Sometimes, though, he isn't 100% sure whether something is truly a blessing, or merely a temptation. As Rafa presses a hot, wet, open-mouthed kiss against the inside of his wrist, Roger clutches the back of the chair with his other hand. In a minute or two at the most, they will lock the office door -- he should have kicked it closed already, but getting Rafa to sit down had been the only conscious thought in his mind. He'll barely have time to draw breath before they'll be all over each other, desire and yearning tearing through their veins as they stroke and tug and propel each other towards a release that only they can provide to each other.
They have other partners with whom they're genuinely happy; their careers and lives will go on regardless of whether they're lucky enough to be thrown together for another case. But there's something about Rafa that speeds up Roger's pulse regardless of whether Rafa's strong fingers are actually curled around his wrist or not, and Rafa has made it abundantly clear that he's turned on by Roger's achievements. Their mutual attraction could easily devour them if they aren't careful, but time and time again they outrace it, calling upon both wit and stamina to outdo each other in the field: as far as they're concerned, their rivalry is mostly in other people's minds, but it does exist, and it's substantial enough to be a divide between them -- a net over which they volley everything they've got at each other, again and again, a neverending question over who's better at what they do, whose career will gleam more brightly in the archives and the record-books --
And Roger knows there won't ever be a conclusive answer to that question -- not as long as Rafa outsleuths him every two cases to one, especially in the arts district. It stings just enough to make him work that much harder, but so does the thought that someday, someone new will come along who will outshine them both. He doesn't want to make it too easy for them.

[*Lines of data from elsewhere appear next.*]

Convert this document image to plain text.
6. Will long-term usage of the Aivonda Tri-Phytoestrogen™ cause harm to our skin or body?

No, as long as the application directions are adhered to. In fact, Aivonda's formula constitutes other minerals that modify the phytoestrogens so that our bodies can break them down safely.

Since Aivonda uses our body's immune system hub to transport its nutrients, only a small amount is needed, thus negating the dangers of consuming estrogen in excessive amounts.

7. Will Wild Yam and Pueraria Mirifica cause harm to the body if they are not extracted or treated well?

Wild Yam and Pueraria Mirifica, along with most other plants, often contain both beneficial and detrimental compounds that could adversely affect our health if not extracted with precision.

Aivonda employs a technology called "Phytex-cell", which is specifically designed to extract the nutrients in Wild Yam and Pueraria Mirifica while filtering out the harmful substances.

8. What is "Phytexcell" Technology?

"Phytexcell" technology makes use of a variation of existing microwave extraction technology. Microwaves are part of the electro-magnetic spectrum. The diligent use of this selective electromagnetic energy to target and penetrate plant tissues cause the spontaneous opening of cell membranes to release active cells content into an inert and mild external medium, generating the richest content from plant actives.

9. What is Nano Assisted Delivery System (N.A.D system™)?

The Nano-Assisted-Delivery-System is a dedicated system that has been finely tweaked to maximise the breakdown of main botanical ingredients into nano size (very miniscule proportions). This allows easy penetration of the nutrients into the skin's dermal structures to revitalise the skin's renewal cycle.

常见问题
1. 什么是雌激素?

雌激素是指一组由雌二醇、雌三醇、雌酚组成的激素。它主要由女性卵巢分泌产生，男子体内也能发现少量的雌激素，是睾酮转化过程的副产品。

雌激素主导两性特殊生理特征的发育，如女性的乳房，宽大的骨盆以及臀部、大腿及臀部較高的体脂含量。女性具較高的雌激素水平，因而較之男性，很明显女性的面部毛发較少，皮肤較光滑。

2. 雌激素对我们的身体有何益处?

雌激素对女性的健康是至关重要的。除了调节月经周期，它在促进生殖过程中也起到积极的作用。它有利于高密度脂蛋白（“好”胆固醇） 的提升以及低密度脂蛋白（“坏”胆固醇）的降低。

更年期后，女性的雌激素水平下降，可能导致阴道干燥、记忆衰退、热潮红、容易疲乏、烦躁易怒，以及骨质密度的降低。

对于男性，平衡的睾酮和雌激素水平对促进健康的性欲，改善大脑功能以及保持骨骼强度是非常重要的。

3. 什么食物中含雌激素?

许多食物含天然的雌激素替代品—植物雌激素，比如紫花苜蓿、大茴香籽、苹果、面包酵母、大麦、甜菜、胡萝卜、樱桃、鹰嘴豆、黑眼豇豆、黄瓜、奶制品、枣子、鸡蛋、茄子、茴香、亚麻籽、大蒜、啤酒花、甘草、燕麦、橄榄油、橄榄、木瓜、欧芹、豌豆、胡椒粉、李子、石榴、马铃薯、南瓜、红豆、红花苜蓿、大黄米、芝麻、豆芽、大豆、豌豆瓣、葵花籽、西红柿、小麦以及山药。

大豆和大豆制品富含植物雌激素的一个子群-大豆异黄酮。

Rafa nips him none-too-gently on the wrist. "Your mind's wandering. I hear that's been happening a lot. Even when you were reeling in Soderling."
Roger tries to yank his hand away, but Rafa's grip is too strong. There's a taut silence between them before Rafa softly adds, "I won't let you get away with that. I deserve better than that from you."
"Everyone does," Roger automatically retorts.
"Si, but I can actually hold you to it."
After another long moment, Roger's own lips curve up. "Yes. And I want you to." He pulls Rafa close. And as the other man leans into him -- eighty-five kilos' worth of affection, passion, and challenge -- Roger begins to fingercomb the exclamation points out of Rafa's thick, dark hair.